Cursus universitaires
expérimentaux...


Preuve que la thématique de l'accompagnement
du vieillissement ne relève
plus uniquement aujourd'hui du
champ strictement médical, c'est dans
les campus de sciences humaines que
se sont développés les quatre masters
proposés actuellement par l'Université
sur ce sujet (Paris, Grenoble, Montpellier,
Strasbourg). Des masters expérimentaux à
l'audience encore timide (en 2012, celui
de Grenoble comptait six étudiants ;
quatre l'année suivante), ce que Vincent
Rialle, enseignant à l'Université Joseph-
Fourier de Grenoble, justifie par leur
nouveauté sur un marché des diplômes
surchargé, mais aussi par l'absence,
pour l'instant, de débouchés identifiés
en termes de métiers. “Actuellement, la
moitié des étudiants engagés dans ces cycles
sont des professionnels – kinésithérapeutes,
ergothérapeutes, responsables de structures,
éducateurs, etc. – qui viennent se sensibiliser
aux problématiques de la dépendance au
titre de la formation continue", souligne le
responsable du diplôme. Mais si les inscrits
demeurent encore peu nombreux, les universitaires
comptent sur le développement
de dispositifs e-learning pour atteindre
une cible plus vaste.

… et à distance

Des cursus numériques, l'hôpital
Charles-Foix et le réseau FormaticSanté
en proposent déjà. Le premier grâce à Til
(Trans innov longévité), un dispositif
d'enseignement à distance accessible aux
étudiants de certains diplômes universitaires
“gérontechnologies" dispensés par
l'Université Pierre-et-Marie Curie ; le
second au travers d'“Hôpital numérique",
un programme destiné à populariser
l'usage des nouvelles technologies auprès
des personnels infirmiers et à les familiariser
avec les outils de cette gérontechnologie.
“Dans le cadre du développement professionnel
continu des personnels de santé, l'un
des objectifs de notre dispositif est de permettre
à l'ensemble des personnels infirmiers de
pouvoir obtenir la certification C2I [ 2 ]Certificat informatique et internet.",
espère Lizette Cazele, de FormaticSanté :

“Les médecins et pharmaciens y ont déjà
droit, alors pourquoi pas l'ensemble des
personnels de santé ?" Néanmoins, au sein
du corps infirmier, les réticences envers la
gérontechnologie demeure encore fortes.
Là encore, question de culture, pour une
profession habituée à l'approche relationnelle
avec les patients et qui se méfie de la
tentation du “tout technologique".
Innovation et éthique

En dépit de l'ambition affichée en avril
2013 par les deux ministres, les premiers
pas de la Silver économie restent donc
titubants.
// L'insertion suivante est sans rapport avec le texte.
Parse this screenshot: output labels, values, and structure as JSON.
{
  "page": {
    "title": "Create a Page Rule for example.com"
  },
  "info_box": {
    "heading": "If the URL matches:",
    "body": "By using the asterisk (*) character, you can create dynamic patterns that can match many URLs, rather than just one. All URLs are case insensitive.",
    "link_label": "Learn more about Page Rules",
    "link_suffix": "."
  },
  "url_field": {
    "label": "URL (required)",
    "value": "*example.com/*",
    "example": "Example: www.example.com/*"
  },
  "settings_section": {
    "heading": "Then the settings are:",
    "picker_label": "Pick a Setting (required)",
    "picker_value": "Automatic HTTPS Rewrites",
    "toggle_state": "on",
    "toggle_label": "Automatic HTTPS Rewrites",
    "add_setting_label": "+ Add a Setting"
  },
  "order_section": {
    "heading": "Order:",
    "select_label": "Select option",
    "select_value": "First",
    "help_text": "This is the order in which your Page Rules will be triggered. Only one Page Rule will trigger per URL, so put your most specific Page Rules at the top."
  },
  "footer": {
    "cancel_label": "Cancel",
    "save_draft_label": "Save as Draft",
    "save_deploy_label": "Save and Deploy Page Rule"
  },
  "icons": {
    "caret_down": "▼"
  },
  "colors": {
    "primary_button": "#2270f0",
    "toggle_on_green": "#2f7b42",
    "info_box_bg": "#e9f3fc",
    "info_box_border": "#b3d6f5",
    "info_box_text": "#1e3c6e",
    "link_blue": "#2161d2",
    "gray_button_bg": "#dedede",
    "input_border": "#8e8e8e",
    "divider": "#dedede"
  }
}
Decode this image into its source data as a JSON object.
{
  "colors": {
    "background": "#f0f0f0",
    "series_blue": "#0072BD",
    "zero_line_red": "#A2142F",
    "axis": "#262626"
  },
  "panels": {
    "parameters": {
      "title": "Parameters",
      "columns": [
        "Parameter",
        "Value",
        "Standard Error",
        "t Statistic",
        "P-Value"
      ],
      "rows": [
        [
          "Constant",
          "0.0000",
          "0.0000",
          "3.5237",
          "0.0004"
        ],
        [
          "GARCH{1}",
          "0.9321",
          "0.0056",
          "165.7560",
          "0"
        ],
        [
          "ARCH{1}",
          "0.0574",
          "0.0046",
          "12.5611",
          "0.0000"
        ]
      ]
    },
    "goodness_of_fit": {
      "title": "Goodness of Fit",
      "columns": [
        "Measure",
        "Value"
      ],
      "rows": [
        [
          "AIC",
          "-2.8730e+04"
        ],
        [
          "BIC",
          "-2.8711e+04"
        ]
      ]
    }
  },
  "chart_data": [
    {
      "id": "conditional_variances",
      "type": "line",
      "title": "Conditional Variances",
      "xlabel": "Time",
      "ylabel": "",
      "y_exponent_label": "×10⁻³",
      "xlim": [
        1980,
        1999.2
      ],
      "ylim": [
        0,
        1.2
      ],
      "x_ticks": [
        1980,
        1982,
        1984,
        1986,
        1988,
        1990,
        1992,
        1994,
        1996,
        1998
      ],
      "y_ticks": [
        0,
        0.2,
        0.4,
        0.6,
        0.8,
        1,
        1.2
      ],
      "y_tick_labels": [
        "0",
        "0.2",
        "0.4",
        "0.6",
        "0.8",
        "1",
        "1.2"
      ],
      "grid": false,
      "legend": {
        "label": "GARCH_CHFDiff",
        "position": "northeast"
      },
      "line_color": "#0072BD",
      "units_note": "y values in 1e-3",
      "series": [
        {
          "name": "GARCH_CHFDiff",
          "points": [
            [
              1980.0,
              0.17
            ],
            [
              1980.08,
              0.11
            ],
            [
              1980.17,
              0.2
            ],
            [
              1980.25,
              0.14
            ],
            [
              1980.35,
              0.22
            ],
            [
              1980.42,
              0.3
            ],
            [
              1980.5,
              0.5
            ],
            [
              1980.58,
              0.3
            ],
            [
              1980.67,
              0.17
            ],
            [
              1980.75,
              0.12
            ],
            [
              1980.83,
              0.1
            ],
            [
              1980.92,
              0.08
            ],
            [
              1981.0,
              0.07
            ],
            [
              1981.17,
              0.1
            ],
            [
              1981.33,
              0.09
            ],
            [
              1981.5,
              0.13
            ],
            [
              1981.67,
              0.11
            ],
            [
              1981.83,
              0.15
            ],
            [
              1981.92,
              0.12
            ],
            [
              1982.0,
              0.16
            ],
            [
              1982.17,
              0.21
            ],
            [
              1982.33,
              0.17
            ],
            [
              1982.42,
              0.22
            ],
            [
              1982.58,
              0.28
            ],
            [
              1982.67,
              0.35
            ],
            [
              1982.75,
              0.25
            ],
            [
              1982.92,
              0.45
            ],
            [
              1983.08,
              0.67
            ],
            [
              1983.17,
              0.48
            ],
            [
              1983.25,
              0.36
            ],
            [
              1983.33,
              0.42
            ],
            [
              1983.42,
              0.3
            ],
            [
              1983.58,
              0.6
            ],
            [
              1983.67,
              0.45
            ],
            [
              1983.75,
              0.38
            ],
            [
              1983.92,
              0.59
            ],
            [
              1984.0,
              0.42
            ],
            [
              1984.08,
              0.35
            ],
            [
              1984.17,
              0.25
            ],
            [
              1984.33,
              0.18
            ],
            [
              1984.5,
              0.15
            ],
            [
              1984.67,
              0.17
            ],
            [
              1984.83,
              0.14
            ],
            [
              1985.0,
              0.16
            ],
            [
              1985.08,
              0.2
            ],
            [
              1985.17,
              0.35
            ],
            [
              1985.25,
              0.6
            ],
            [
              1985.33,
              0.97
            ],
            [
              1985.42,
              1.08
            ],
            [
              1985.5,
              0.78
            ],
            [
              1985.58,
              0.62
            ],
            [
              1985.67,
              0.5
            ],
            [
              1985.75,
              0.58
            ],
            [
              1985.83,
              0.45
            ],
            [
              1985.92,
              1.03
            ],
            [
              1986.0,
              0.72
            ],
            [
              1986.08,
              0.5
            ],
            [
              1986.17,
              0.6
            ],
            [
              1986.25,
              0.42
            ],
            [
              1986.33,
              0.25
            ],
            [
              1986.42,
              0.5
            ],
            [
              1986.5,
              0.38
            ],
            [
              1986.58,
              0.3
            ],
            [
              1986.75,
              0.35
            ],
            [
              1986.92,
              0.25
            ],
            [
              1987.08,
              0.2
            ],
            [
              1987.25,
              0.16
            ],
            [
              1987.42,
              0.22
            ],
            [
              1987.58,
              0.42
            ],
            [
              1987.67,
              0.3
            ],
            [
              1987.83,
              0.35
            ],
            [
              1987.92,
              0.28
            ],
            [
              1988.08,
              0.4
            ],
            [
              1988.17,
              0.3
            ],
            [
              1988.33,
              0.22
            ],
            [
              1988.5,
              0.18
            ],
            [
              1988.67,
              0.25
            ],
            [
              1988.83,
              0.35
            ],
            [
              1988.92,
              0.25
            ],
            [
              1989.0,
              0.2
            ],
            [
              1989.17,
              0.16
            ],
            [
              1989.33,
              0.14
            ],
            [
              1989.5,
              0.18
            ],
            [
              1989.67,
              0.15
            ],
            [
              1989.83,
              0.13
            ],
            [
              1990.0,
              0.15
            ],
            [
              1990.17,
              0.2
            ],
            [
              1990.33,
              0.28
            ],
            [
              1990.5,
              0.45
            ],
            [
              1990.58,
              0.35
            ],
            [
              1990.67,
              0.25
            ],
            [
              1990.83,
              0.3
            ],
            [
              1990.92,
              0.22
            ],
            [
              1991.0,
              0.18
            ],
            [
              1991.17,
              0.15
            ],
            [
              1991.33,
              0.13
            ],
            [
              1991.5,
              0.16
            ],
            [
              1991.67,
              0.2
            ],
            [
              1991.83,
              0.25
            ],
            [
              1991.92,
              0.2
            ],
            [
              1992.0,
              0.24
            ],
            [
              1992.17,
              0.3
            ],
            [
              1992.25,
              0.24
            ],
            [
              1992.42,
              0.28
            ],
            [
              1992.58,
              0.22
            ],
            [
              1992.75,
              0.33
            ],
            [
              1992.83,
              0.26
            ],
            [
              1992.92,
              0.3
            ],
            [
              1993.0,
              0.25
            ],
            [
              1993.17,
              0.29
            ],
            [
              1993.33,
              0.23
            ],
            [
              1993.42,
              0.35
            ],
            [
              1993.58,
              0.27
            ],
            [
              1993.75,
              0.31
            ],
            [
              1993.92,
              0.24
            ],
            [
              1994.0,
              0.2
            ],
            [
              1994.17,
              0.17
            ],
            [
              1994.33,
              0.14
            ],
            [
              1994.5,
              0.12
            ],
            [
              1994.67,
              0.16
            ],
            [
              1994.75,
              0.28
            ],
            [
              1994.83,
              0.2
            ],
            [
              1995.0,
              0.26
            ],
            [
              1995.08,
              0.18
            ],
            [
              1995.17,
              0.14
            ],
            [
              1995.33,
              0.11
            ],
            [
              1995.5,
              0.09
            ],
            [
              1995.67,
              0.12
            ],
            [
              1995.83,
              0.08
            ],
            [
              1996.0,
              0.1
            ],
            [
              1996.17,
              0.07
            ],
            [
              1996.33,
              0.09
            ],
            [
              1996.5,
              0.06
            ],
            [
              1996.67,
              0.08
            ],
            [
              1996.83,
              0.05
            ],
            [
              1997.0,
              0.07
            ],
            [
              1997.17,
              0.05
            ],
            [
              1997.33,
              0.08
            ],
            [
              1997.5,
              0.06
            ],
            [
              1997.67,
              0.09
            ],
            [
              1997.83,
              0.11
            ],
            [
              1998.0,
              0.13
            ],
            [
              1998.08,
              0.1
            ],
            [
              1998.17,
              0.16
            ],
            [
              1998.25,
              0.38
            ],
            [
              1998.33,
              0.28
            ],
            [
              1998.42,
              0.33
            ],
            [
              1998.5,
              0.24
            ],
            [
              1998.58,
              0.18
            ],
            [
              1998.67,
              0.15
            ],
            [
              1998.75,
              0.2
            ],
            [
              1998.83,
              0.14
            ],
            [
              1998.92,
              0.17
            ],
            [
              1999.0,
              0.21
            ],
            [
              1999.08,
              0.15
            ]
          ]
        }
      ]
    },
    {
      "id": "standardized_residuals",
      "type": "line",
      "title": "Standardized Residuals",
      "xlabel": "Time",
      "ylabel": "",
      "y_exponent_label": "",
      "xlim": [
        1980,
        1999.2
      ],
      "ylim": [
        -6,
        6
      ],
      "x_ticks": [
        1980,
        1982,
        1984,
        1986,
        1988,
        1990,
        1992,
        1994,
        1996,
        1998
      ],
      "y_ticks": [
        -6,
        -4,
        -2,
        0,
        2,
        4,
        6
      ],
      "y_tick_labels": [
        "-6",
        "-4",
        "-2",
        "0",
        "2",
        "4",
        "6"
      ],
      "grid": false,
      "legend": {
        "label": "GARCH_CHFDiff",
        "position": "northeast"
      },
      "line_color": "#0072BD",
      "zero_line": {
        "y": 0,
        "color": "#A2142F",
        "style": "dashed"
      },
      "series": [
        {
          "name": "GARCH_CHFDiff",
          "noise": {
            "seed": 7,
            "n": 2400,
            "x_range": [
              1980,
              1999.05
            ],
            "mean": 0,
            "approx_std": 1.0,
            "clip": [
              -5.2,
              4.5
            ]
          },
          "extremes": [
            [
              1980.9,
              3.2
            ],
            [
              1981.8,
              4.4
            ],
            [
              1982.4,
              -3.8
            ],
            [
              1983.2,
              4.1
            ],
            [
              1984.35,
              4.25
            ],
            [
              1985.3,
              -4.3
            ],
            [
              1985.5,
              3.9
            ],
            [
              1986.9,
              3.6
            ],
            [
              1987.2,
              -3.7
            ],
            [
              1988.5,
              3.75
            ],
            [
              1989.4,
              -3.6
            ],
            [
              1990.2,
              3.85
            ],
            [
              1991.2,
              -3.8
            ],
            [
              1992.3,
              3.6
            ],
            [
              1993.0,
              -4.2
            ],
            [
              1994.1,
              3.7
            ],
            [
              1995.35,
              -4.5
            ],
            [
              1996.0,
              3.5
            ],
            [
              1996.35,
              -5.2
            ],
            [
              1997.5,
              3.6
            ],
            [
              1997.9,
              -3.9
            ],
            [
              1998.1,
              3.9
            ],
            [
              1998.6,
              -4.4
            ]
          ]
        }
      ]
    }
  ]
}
Vincent Rialle avoue d'ailleurs
“voir dans la situation actuelle des technologies
et des services innovants beaucoup d'incandescence
et un peu de dégénérescence…
Incandescence, par l'impressionnante vitalité
créatrice de notre pays dans ce domaine ;
dégénérescence, en ce que les objectifs et les
stratégies de développement et de pérennisation
de toutes ces initiatives se font plus ou
moins concurrence, ce qui donne globalement
une impression de suractivité impuissante".
Normal, pour François Piette, puisque l'innovation
en matière d'assistance aux seniors
demeure encore le fait de PME (voire de
TPE) ou d'expérimentations universitaires.
“Les grands groupes restent frileusement en
embuscade et attendent de voir les premiers
développements concrets avant de se lancer.
Mais gardons cependant en mémoire que la
gérontechnologie, tout comme la formation, ne
sont que des moyens d'améliorer le quotidien
des personnes âgées… La finalité, celle qui
compte réellement, demeure le service rendu
aux patients. L'innovation ne doit jamais faire
oublier l'éthique."

Notes   [ + ]

1. Filière regroupant toutes les entreprises agissant pour
et/ou avec les personnes âgées : services
personnalisés, technologies pour l'autonomie, etc.
2. Certificat informatique et internet.